For this we need to pray to him and listen to the words he whispers.
There are vocations
for single people; there are vocations for families, which are not only natural
ones, but also those spiritual families, with their charisms; there are
vocations for the peoples of nations, which Plinio Correa de Oliveira spoke of frequently.
Each nation has a specific vocation, which is the role that Providence has entrusted
to it in history. But we were not only born into a family and a nation. We live
inside a historical age. And since history is also a creature of God, in every
historical age God asks for something different. Every historical age has its
vocation. The predominant vocation in
the first centuries of the Church was the predisposition for martyrdom. Is
there a vocation in the 21st century, in which one can find one’s
individual vocation?
The vocation for
our age is to correspond to the desire of Heaven which Our Lady Herself showed us at Fatima: In the end my Immaculate Heart will triumph. This is the vocation of those in the
cloisters, in the public squares, who, with prayer, penitence, words and
action, battle for the fulfillment of this promise.
The triumph of the Immaculate Heart
of Mary is also the triumph of the Church, since the Immaculate Heart of Mary
is the very Heart of the Church Itself. This triumph suggests a great battle
preceding it. And since this triumph
will be social, public and solemn, this battle will also be social, public and
solemn. Today, being saints means fighting this battle, which is fought, first
and foremost, holding the sword of truth. It is only upon the truth that the
lives of men and nations can be built, and without the truth, a society breaks
down and dies. Today, Christian society has to be remade; and to remake it, the
prime necessity which is called for, is that of professing and living the
truth. When a Christian, with the help of
Grace, conforms his own life to the principles of the Gospel and fights
in defense of the truth, he cannot be hindered by any obstacle.

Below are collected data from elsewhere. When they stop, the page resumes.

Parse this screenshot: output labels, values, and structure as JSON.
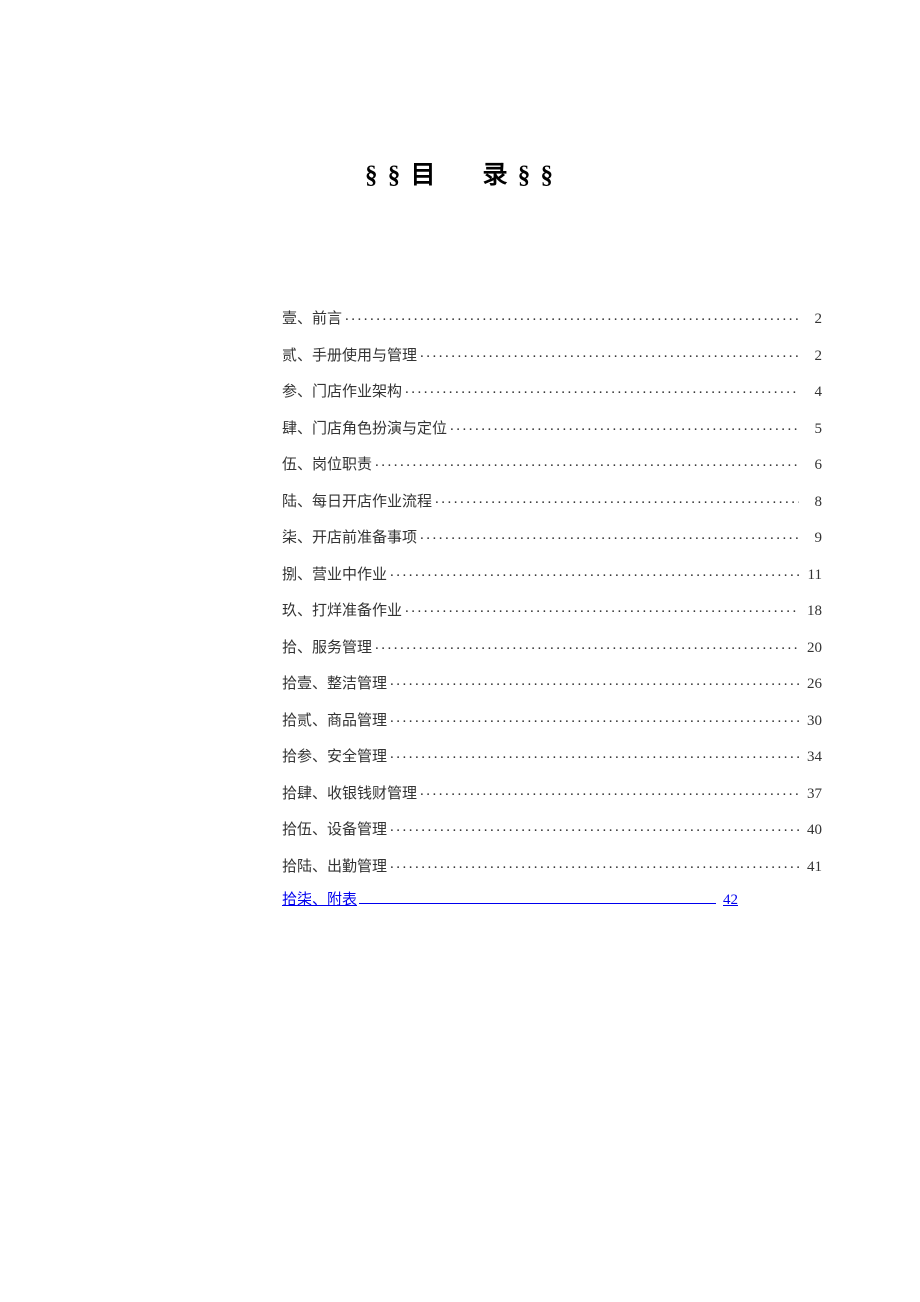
{
  "title": {
    "prefix": "§ §",
    "part1": "目",
    "part2": "录",
    "suffix": "§ §"
  },
  "toc": [
    {
      "label": "壹、前言",
      "page": "2",
      "link": false
    },
    {
      "label": "贰、手册使用与管理",
      "page": "2",
      "link": false
    },
    {
      "label": "参、门店作业架构",
      "page": "4",
      "link": false
    },
    {
      "label": "肆、门店角色扮演与定位",
      "page": "5",
      "link": false
    },
    {
      "label": "伍、岗位职责",
      "page": "6",
      "link": false
    },
    {
      "label": "陆、每日开店作业流程",
      "page": "8",
      "link": false
    },
    {
      "label": "柒、开店前准备事项",
      "page": "9",
      "link": false
    },
    {
      "label": "捌、营业中作业",
      "page": "11",
      "link": false
    },
    {
      "label": "玖、打烊准备作业",
      "page": "18",
      "link": false
    },
    {
      "label": "拾、服务管理",
      "page": "20",
      "link": false
    },
    {
      "label": "拾壹、整洁管理",
      "page": "26",
      "link": false
    },
    {
      "label": "拾贰、商品管理",
      "page": "30",
      "link": false
    },
    {
      "label": "拾参、安全管理",
      "page": "34",
      "link": false
    },
    {
      "label": "拾肆、收银钱财管理",
      "page": "37",
      "link": false
    },
    {
      "label": "拾伍、设备管理",
      "page": "40",
      "link": false
    },
    {
      "label": "拾陆、出勤管理",
      "page": "41",
      "link": false
    },
    {
      "label": "拾柒、附表",
      "page": "42",
      "link": true
    }
  ]
}
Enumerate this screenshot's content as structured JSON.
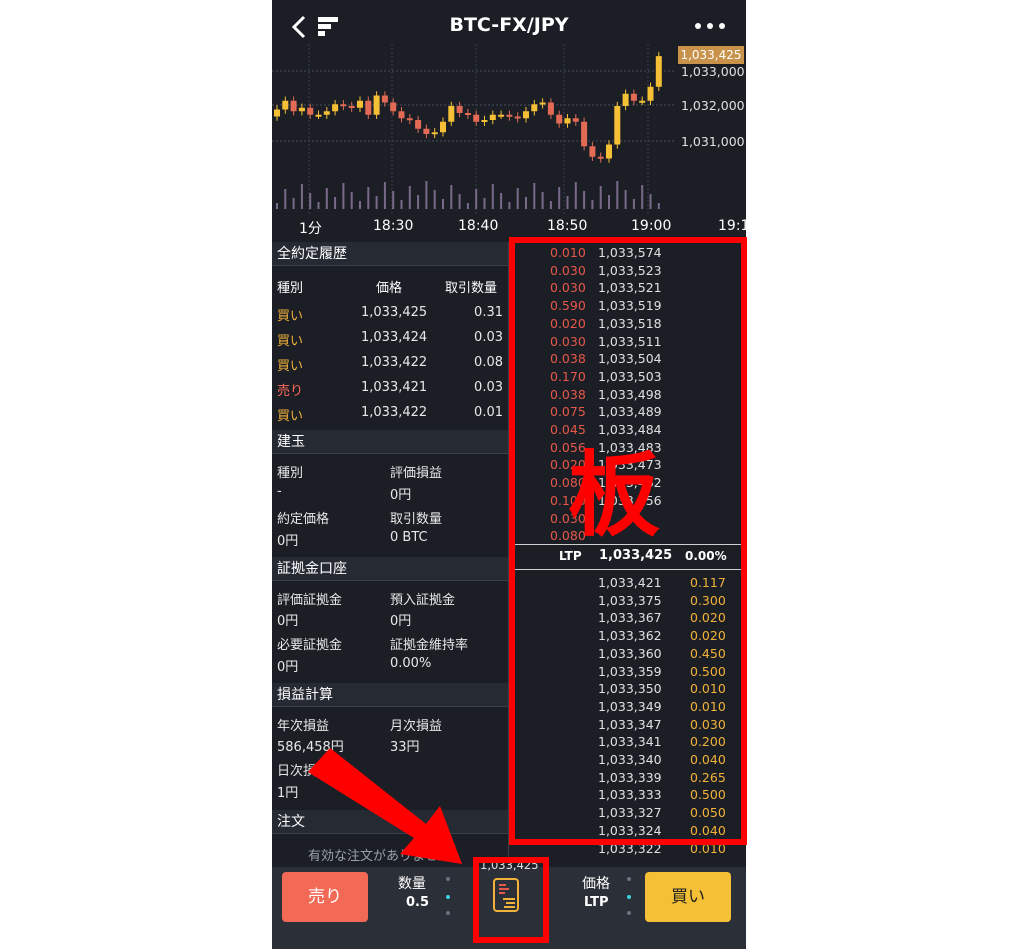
{
  "header": {
    "title": "BTC-FX/JPY",
    "back_icon": "chevron-left-icon",
    "logo_icon": "bitflyer-logo-icon",
    "more_icon": "more-dots-icon"
  },
  "chart": {
    "current_price_tag": "1,033,425",
    "price_labels": [
      "1,033,000",
      "1,032,000",
      "1,031,000"
    ],
    "time_labels": [
      "1分",
      "18:30",
      "18:40",
      "18:50",
      "19:00",
      "19:1"
    ]
  },
  "trades": {
    "section_title": "全約定履歴",
    "headers": [
      "種別",
      "価格",
      "取引数量"
    ],
    "rows": [
      {
        "side": "買い",
        "price": "1,033,425",
        "qty": "0.31"
      },
      {
        "side": "買い",
        "price": "1,033,424",
        "qty": "0.03"
      },
      {
        "side": "買い",
        "price": "1,033,422",
        "qty": "0.08"
      },
      {
        "side": "売り",
        "price": "1,033,421",
        "qty": "0.03"
      },
      {
        "side": "買い",
        "price": "1,033,422",
        "qty": "0.01"
      }
    ]
  },
  "position": {
    "section_title": "建玉",
    "type_label": "種別",
    "type_value": "-",
    "pnl_label": "評価損益",
    "pnl_value": "0円",
    "price_label": "約定価格",
    "price_value": "0円",
    "qty_label": "取引数量",
    "qty_value": "0 BTC"
  },
  "margin": {
    "section_title": "証拠金口座",
    "eval_label": "評価証拠金",
    "eval_value": "0円",
    "deposit_label": "預入証拠金",
    "deposit_value": "0円",
    "required_label": "必要証拠金",
    "required_value": "0円",
    "ratio_label": "証拠金維持率",
    "ratio_value": "0.00%"
  },
  "pnl": {
    "section_title": "損益計算",
    "year_label": "年次損益",
    "year_value": "586,458円",
    "month_label": "月次損益",
    "month_value": "33円",
    "day_label": "日次損益",
    "day_label_visible": "日次損",
    "day_value": "1円"
  },
  "orders": {
    "section_title": "注文",
    "empty_text": "有効な注文がありません"
  },
  "orderbook": {
    "asks": [
      {
        "size": "0.010",
        "price": "1,033,574"
      },
      {
        "size": "0.030",
        "price": "1,033,523"
      },
      {
        "size": "0.030",
        "price": "1,033,521"
      },
      {
        "size": "0.590",
        "price": "1,033,519"
      },
      {
        "size": "0.020",
        "price": "1,033,518"
      },
      {
        "size": "0.030",
        "price": "1,033,511"
      },
      {
        "size": "0.038",
        "price": "1,033,504"
      },
      {
        "size": "0.170",
        "price": "1,033,503"
      },
      {
        "size": "0.038",
        "price": "1,033,498"
      },
      {
        "size": "0.075",
        "price": "1,033,489"
      },
      {
        "size": "0.045",
        "price": "1,033,484"
      },
      {
        "size": "0.056",
        "price": "1,033,483"
      },
      {
        "size": "0.020",
        "price": "1,033,473"
      },
      {
        "size": "0.080",
        "price": "1,033,462"
      },
      {
        "size": "0.100",
        "price": "1,033,456"
      },
      {
        "size": "0.030",
        "price": ""
      },
      {
        "size": "0.080",
        "price": ""
      }
    ],
    "ltp_label": "LTP",
    "ltp_price": "1,033,425",
    "ltp_change": "0.00%",
    "bids": [
      {
        "price": "1,033,421",
        "size": "0.117"
      },
      {
        "price": "1,033,375",
        "size": "0.300"
      },
      {
        "price": "1,033,367",
        "size": "0.020"
      },
      {
        "price": "1,033,362",
        "size": "0.020"
      },
      {
        "price": "1,033,360",
        "size": "0.450"
      },
      {
        "price": "1,033,359",
        "size": "0.500"
      },
      {
        "price": "1,033,350",
        "size": "0.010"
      },
      {
        "price": "1,033,349",
        "size": "0.010"
      },
      {
        "price": "1,033,347",
        "size": "0.030"
      },
      {
        "price": "1,033,341",
        "size": "0.200"
      },
      {
        "price": "1,033,340",
        "size": "0.040"
      },
      {
        "price": "1,033,339",
        "size": "0.265"
      },
      {
        "price": "1,033,333",
        "size": "0.500"
      },
      {
        "price": "1,033,327",
        "size": "0.050"
      },
      {
        "price": "1,033,324",
        "size": "0.040"
      },
      {
        "price": "1,033,322",
        "size": "0.010"
      }
    ]
  },
  "bottom_bar": {
    "sell_label": "売り",
    "qty_label": "数量",
    "qty_value": "0.5",
    "price_tag": "1,033,425",
    "book_icon": "order-book-icon",
    "price_label": "価格",
    "price_value": "LTP",
    "buy_label": "買い"
  },
  "annotation": {
    "board_label": "板",
    "colors": {
      "annotation": "#ff0000",
      "buy": "#f2b23a",
      "sell": "#ff6a5c"
    }
  }
}
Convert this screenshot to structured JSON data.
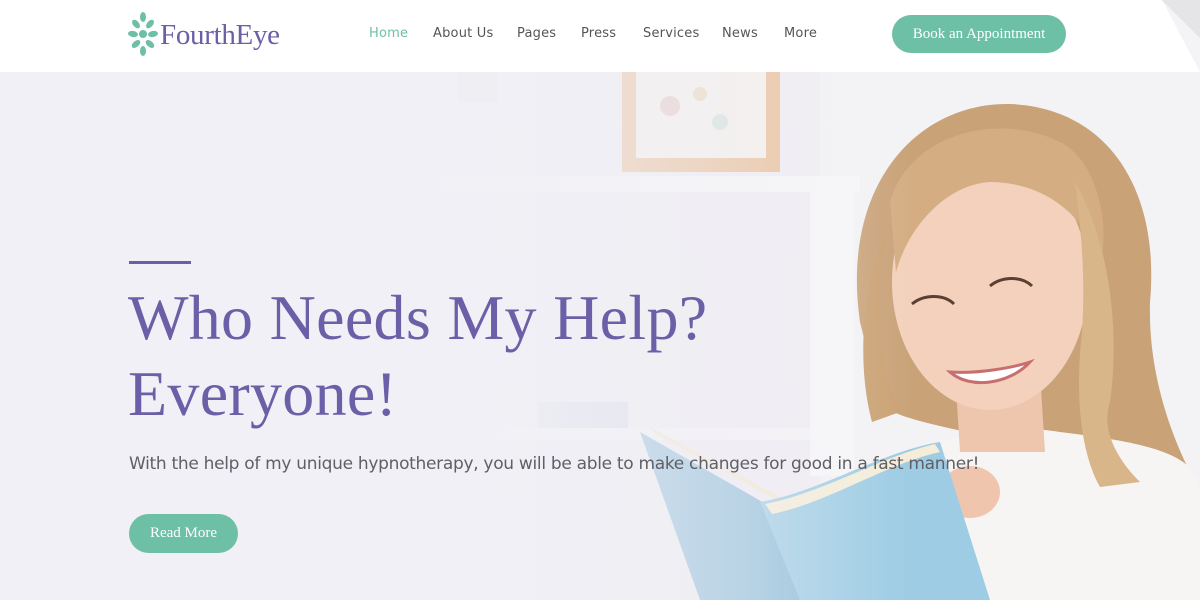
{
  "brand": {
    "name": "FourthEye"
  },
  "nav": {
    "items": [
      {
        "label": "Home",
        "active": true
      },
      {
        "label": "About Us",
        "active": false
      },
      {
        "label": "Pages",
        "active": false
      },
      {
        "label": "Press",
        "active": false
      },
      {
        "label": "Services",
        "active": false
      },
      {
        "label": "News",
        "active": false
      },
      {
        "label": "More",
        "active": false
      }
    ],
    "cta_label": "Book an Appointment"
  },
  "hero": {
    "headline_line1": "Who Needs My Help?",
    "headline_line2": "Everyone!",
    "subtext": "With the help of my unique hypnotherapy, you will be able to make changes for good in a fast manner!",
    "button_label": "Read More",
    "image": "woman-reading-book"
  },
  "colors": {
    "accent_green": "#6dbfa6",
    "brand_purple": "#6c5fa7",
    "text_gray": "#5f5f66",
    "nav_gray": "#555555"
  },
  "icons": {
    "logo": "leaf-cluster-icon"
  }
}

In his discourse of January 21st
1945 to the Marian Congregations of Rome, Pius XII states: “The present time calls for fearless
Catholics, for whom it is the most natural thing [in the world] to profess
their faith openly, through their words and actions, whenever the law of God
and the sentiment of Christian honour require it. Real men, upright men,
resolute and intrepid! Those who are such merely halfway, the world itself
discards, rejects and crushes.”
“God
and the Church – writes Dom Pollien in Cristianesimo
vissuto – ask for defenders, but real
defenders; those who never shrink back one step; those who know how to be
faithful to orders until death; those who are formed in the rigours of
discipline, in order to be ready for all the heroisms of the fight.” (p.
162).
The French writer
Paul Claudel, enunciated this great truth: “Youth
was not made for pleasure but for heroism”. The young of the 21st
century cannot be attracted by the invitation of compromise with the world, but
are asking the Church for a call to heroism. Cristianesimo
vissuto means militant Christianity. In the Middle Ages, at the building of
a cathedral, architects, stone-masons, blacksmiths, carpenters, bishops,
princes, illustrious and unknown personalities all participated, united in the same desire to render glory to
God through the stones they raised to Heaven. We are also participating in a
great project. Each one of us today is called to build the immense cathedral
dedicated to the Immaculate Heart of Mary on the ruins of the modern world -
which is nothing other than Her Reign in souls and society. Our hearts are the stones and our voices proclaim
to the world a dream that will come true.